I would like to hear some personal experiences of gaming with Windows 8. I have no plans to install it as I do not like the interface. However, I am curious to hear about your experiences running games. If I hear good reports for a few months, perhaps I will change my mind. But for now, I'm very happy with Windows 7.
Anyway,
Tom's Hardware did testing on Windows 8 and found the following:
Tom's Hardware said:
Of the 10 games we benchmarked, one one demonstrated a significant difference in moving from Windows 7 to Windows 8, and only on Nvidia's GeForce GTX 660. That game was Borderlands 2, where our average measured frame rate dropped from 86.6 to 81 FPS. But at that speed, the five-frame drop is hardly worth fretting over.More bothersome was the compatibility issue we ran into in Sleeping Dogs, which affected Windows 8, but not Windows 7. When we chose the High detail preset, most of the in-game models simply disappeared. Fortunately, that geometry shows up again if you dial down the graphics quality. Hardly a favorable solution, but it's what we have for now.
Aside from those couple of idiosyncrasies, performance under Windows 8 is indistinguishable from Windows 7. Any speed-up or slow-down would be almost impossible to identify during game play, and we expect compatibility issues to get patched quickly by game developers.

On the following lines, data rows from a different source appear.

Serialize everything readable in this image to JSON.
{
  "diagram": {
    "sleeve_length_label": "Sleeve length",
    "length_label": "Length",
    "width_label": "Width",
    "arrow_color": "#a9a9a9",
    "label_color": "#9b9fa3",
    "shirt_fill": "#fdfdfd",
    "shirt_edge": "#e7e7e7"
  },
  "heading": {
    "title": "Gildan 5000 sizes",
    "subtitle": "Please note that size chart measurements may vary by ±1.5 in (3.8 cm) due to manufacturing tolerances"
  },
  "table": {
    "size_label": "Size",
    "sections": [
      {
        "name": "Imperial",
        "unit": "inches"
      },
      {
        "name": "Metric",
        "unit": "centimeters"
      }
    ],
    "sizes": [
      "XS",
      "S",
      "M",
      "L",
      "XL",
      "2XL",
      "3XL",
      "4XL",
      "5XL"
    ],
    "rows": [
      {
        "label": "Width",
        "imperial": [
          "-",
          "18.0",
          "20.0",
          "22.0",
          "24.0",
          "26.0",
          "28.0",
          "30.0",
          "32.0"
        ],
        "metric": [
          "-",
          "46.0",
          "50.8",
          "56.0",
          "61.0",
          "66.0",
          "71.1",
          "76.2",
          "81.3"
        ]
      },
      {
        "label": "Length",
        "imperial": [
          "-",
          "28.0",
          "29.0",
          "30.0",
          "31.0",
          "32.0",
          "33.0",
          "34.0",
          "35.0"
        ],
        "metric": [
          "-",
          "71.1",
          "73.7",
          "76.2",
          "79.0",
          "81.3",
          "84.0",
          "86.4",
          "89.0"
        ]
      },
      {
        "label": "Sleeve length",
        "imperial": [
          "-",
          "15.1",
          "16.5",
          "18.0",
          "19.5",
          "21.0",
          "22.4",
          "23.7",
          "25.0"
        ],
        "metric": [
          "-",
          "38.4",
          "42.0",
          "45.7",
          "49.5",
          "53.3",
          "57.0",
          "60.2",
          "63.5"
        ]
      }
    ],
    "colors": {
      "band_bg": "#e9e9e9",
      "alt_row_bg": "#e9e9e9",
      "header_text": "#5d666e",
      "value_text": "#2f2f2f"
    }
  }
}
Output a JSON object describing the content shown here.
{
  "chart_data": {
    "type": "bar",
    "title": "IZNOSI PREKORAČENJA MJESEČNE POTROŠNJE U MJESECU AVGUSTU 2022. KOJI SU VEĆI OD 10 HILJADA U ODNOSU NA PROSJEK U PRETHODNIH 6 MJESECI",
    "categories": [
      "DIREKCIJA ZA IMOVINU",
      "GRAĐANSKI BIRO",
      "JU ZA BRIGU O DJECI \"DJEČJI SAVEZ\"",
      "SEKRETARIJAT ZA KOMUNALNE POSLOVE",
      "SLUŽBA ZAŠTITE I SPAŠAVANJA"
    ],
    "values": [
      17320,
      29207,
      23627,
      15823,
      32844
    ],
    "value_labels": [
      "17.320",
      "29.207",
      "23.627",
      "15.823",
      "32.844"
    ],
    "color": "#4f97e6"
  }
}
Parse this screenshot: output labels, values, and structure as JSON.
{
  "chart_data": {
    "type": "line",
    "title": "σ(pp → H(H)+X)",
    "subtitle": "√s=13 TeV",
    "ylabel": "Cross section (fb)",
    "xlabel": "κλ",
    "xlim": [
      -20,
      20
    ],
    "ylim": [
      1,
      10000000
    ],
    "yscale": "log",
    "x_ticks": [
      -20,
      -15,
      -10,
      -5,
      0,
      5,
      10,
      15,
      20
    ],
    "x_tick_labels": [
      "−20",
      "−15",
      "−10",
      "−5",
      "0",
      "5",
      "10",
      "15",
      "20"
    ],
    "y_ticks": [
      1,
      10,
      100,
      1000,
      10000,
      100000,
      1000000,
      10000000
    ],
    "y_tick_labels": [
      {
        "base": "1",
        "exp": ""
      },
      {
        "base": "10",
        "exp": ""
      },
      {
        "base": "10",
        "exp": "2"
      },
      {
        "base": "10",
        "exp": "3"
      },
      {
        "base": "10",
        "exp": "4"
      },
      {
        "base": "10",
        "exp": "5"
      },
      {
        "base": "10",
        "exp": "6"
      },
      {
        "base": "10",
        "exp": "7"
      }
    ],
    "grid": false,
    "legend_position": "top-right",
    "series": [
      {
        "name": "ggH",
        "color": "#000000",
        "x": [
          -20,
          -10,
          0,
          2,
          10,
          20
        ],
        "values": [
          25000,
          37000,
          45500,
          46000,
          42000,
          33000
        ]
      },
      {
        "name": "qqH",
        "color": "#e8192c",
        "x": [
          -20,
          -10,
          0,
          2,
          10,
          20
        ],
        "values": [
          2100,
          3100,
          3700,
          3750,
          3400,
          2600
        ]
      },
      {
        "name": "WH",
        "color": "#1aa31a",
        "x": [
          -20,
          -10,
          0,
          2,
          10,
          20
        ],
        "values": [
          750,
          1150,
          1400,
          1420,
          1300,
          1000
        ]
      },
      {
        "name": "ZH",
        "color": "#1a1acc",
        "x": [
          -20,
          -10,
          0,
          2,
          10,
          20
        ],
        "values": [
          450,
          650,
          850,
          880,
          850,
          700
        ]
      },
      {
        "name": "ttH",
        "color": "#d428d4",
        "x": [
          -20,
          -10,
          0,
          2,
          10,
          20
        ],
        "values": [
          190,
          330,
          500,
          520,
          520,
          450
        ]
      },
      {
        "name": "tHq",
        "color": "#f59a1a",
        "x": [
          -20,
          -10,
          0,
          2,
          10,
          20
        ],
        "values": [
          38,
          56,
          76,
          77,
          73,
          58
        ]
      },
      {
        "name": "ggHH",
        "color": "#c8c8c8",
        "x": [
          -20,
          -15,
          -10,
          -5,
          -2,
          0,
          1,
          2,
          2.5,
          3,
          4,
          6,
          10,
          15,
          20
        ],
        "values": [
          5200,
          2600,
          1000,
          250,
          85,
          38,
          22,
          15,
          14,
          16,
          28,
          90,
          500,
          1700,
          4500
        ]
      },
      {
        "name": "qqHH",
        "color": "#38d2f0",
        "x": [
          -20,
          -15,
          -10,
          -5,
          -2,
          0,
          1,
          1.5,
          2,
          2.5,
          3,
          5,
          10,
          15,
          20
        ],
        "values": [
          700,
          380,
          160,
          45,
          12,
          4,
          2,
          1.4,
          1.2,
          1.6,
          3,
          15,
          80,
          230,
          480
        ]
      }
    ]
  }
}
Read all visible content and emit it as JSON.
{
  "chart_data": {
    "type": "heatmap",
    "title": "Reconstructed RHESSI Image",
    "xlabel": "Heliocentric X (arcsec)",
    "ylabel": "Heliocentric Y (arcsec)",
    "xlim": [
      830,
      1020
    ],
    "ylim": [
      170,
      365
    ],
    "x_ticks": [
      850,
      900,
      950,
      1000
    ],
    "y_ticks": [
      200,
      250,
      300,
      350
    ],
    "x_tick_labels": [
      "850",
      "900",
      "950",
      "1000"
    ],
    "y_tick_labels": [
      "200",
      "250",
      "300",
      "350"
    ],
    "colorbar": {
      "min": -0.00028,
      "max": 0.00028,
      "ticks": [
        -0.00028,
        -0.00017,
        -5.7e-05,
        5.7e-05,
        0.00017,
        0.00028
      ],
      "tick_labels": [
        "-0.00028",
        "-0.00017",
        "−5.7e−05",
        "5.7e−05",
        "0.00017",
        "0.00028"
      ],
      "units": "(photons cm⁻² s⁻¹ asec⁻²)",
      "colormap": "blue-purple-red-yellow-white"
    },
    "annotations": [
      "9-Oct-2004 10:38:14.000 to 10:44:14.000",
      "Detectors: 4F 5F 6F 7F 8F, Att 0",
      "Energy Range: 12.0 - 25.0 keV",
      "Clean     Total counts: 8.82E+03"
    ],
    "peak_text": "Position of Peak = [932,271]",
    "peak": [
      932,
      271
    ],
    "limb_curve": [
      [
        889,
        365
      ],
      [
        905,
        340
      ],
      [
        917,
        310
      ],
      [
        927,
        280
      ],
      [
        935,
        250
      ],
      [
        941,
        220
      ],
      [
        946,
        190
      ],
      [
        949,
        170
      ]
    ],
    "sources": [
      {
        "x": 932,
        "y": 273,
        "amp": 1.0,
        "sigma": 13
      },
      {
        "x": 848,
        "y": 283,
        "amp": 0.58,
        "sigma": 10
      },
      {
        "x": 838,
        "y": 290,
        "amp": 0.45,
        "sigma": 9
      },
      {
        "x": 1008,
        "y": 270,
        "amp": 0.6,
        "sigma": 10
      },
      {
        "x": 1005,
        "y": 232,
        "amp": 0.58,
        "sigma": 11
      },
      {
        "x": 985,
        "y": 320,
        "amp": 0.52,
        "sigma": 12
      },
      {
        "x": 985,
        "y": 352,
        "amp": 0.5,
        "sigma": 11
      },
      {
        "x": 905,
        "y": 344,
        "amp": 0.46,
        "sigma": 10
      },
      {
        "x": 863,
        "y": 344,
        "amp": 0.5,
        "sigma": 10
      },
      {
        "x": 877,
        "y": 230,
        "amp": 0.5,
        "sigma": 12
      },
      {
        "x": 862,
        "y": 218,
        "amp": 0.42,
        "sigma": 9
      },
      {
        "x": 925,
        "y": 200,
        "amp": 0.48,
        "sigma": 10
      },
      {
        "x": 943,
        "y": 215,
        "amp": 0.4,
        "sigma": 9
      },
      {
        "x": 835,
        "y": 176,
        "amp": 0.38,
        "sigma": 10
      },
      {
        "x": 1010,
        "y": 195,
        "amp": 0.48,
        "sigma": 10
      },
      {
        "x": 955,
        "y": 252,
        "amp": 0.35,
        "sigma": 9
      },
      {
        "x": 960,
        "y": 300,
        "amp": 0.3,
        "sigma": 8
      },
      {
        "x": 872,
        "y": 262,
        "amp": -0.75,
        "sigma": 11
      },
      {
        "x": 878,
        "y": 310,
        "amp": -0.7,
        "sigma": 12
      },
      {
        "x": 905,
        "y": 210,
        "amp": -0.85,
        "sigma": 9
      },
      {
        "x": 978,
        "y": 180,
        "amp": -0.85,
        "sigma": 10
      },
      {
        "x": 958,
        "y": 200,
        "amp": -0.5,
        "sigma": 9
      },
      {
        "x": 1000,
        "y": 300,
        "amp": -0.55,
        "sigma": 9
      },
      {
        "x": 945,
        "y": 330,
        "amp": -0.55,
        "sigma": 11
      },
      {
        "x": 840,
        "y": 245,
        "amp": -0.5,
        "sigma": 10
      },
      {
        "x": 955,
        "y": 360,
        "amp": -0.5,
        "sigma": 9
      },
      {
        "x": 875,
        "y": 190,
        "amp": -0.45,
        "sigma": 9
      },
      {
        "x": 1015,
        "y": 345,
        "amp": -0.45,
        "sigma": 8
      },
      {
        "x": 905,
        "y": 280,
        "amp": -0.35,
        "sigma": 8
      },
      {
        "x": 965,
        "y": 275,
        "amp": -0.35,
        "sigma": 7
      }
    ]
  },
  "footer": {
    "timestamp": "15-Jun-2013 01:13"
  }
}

Overall, they tested 10 games, but I'm going to mostly try to stick with the results that were more than 1 frame per second different:
Batman: Arkham City. About one frame advantage Windows 8.
Battlefield 3. About two frame advantage to Windows 8.
Borderlands 2. Five frame advantage Windows 7 using GTX 660. One frame advantage using Windows 8 with a Radeon 7850.
Crysis 2. Less than 1 frame difference regardless of video card. Windows 7 did better with Radeon, Windows 8 did better with GeForce.
Metro 2033. Both GeForce and Radeon performed better under Windows 7, by about 2 frames per second.
Sleeping Dogs. At high resolutions, it is unplayable in Windows 8.
World of Warcraft. About one frame faster on Windows 8.
Most other games had less than one frame per second difference between Win 7 and Win 8.
Overall, one frame per second is not enough for me to upgrade, especially when Sleeping Dogs, Metro 2033, and Borderlands 2 appear to have trouble on Windows 8. Maybe patches will work this out at some point. I'm not really a Windows 8 fan, but I was hoping that some of the performance gain rumors would be true. Sadly, they do not appear to be true.